Adorn a dumb terminal

 Sometimes, you need to sit in front of a servers terminal, one without any window manager.
So you lack the cut&paste function of your mouse.
And to make things worse, it's keyboard isn't your native one, so you start trying out certain characters like . / and so on.

An administration nightmare!

So here come some instructions to get rid of these burdens so you can focus on the real problems.

Set your favourite keyboard

Just load another keyboard translation table that fits your fingers needs:

loadkeys [keymap]

# Examples:
# loadkeys de   # german keymap
# loadkeys es   # spanish keymap
Available keymaps can be found mostly in /lib/kbd/keymaps.

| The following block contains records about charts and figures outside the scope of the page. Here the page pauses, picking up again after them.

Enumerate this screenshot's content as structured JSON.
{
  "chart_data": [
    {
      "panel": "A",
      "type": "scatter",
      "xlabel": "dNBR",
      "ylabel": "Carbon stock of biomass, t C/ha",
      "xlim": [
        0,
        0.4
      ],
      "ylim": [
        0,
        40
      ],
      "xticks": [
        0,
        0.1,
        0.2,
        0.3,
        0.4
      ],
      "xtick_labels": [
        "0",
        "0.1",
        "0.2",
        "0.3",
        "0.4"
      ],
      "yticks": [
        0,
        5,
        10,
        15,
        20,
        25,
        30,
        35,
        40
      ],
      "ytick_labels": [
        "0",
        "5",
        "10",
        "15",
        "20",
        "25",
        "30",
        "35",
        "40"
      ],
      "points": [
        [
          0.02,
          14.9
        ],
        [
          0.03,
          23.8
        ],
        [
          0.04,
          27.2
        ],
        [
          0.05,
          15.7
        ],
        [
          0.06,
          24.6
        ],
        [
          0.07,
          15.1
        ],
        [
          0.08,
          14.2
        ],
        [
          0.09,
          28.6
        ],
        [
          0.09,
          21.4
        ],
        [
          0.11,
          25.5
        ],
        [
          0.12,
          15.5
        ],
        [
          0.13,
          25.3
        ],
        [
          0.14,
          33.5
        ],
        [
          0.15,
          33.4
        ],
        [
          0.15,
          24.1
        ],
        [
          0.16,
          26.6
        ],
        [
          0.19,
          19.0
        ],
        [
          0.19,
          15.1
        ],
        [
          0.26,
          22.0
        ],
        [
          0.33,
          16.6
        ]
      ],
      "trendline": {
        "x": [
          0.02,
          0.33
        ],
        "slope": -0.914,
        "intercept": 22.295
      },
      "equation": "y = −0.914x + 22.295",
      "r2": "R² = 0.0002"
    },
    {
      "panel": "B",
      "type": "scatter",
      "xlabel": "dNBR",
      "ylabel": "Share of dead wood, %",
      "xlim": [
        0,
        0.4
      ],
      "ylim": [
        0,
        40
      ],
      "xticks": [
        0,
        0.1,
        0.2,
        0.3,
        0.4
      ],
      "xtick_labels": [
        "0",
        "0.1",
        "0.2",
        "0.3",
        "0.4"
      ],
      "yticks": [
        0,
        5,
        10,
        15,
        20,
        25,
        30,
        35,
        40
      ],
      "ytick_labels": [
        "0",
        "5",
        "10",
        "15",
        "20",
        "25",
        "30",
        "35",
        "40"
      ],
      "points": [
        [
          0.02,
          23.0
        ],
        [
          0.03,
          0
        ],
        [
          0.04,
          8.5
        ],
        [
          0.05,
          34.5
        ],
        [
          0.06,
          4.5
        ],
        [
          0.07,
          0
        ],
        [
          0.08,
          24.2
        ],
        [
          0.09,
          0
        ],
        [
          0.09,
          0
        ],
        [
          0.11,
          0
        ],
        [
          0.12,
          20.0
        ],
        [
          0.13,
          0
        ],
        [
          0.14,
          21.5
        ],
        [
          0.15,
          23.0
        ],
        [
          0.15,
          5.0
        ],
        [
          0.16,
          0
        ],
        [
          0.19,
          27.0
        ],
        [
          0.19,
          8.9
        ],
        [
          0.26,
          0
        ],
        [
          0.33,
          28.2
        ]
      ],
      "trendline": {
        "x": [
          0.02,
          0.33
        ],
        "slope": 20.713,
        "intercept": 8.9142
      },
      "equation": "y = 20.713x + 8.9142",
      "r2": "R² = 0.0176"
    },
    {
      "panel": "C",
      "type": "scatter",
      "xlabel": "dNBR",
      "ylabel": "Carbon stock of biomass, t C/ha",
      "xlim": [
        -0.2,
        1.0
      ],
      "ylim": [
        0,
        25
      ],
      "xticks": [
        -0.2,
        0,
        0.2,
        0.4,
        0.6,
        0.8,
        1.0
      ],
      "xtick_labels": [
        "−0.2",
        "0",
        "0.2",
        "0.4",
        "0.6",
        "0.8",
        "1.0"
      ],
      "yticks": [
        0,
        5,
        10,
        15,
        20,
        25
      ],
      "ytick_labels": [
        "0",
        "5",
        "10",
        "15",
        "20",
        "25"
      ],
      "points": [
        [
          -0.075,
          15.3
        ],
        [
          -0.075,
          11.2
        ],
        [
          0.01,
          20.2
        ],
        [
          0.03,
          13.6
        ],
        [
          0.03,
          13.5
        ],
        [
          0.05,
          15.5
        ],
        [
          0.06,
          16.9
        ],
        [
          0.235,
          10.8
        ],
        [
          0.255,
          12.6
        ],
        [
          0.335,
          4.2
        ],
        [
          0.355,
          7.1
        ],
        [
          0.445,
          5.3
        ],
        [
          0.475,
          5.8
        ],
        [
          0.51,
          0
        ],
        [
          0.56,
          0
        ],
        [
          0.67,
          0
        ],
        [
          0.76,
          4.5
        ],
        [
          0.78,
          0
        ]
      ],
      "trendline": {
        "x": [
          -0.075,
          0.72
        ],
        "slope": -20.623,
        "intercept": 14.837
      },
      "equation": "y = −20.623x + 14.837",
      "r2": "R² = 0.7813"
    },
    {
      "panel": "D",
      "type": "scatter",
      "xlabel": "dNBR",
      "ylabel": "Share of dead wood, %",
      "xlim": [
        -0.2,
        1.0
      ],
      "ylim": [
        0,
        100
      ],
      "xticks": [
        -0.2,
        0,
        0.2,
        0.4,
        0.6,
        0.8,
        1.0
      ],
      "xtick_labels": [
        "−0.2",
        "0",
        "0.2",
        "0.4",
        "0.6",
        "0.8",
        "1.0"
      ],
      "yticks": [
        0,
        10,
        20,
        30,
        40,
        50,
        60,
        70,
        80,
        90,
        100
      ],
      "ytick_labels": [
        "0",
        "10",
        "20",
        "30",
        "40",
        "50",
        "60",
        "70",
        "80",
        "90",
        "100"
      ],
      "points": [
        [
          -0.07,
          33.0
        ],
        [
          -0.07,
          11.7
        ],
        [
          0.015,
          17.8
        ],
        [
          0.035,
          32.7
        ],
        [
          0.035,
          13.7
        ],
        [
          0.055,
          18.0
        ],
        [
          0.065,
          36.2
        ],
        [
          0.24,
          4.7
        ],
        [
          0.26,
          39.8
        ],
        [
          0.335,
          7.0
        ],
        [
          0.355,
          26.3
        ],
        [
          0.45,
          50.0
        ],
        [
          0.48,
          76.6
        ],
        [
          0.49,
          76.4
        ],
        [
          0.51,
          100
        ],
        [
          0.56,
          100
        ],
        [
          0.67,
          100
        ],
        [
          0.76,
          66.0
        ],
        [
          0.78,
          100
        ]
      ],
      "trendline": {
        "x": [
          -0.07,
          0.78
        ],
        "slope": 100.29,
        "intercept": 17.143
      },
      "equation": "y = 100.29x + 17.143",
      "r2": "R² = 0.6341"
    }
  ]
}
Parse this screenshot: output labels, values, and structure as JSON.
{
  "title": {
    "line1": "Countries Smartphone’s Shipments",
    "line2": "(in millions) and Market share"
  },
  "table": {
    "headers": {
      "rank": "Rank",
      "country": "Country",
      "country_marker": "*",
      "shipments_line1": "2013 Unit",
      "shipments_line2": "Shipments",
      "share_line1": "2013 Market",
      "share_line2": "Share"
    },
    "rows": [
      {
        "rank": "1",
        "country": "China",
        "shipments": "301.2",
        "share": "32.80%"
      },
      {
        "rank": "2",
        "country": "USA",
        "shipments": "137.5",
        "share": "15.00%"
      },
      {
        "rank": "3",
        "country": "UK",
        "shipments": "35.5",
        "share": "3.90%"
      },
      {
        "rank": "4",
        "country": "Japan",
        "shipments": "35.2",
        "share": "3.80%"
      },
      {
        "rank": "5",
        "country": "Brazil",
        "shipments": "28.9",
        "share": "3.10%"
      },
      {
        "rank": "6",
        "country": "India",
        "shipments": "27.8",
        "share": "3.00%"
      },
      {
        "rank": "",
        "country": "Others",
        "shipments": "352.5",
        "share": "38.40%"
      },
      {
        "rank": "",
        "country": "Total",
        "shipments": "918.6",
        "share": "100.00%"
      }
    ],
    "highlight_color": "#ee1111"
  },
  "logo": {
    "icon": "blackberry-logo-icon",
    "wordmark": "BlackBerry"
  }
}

Cut&paste mouse functionality

If your server has internet connection than go and install the gpm package, a cut and paste utility and mouse server for virtual consoles, which permits to use your mouse on the terminal, even if it's very basic it permits selection and pasting with middle button.
# Install the gpm package
yum install | apt-get install | etc.   gpm

# Launch the daemon
gpm -m /dev/input/mice -t exps2

Speed-up bash scripts that use grep often

The last day I ran into a very awkward situation, but lets start from the beginning:
I wrote a bash script that had to perform several regular expression grep's in several text files.
So far so good, but the script always needed several minutes since the first version. I never wondered about this long execution time, the script runs on a remote server and also uses some mysql searches on another server.
Until some days ago, I wanted to debug a minor error with bash -xv to see all instructions when being executed.
To read the huge output more easily, I logged into the remote server from emacs editor and launched the script and had all the output in my emacs window in a few seconds. Wait, it only needed a few seconds?!
What happened, I rechecked the execution, with exactly the same parameters to the script from my emacs shell and from a ssh terminal.
The same, within emacs it only took some seconds, within the ssh terminal y took minutes.

So what's going on here?
Investigating the processes in the remote server with htop showed that the grep commands consumed almost 100% of the CPU for some time.
But when launched from emacs they did not.
What might be different?
Well, what about the environment?
Emacs might use it's own set of environment, different from a terminal.
Looking at the export definitions of both, I could see that the locale was different, emacs was using the C, whereas the terminal was using the English en_UK.UTF8.
Issuing a export LC_ALL=C in the terminal and then launching the script ... only a few seconds.
So it seems, grep is sensible to the locale of the shell.
Investigating in the web confirmed this, people talk about a speed enhancement of up to 10 times when using the C locale with grep, as it doesn't have to convert anything, it just compares a plain ASCII set of character, which in most cases is enough.
Also, grep is slightly faster when comparing fixed strings if you use the -F flag or call it with fgrep (due to lazyness I always used grep in such cases).

Instructions for speeding up grep

At the beginning of my scripts, I now put these instructions, which will force to use the C locale for all three flavours of grep:
shopt -s expand_aliases
for g in "" e f; do
    alias ${g}grep="LC_ALL=C ${g}grep"  # speed-up grep commands by not considering locale.
done
It does not work to just put export LC_ALL=C at the beginning.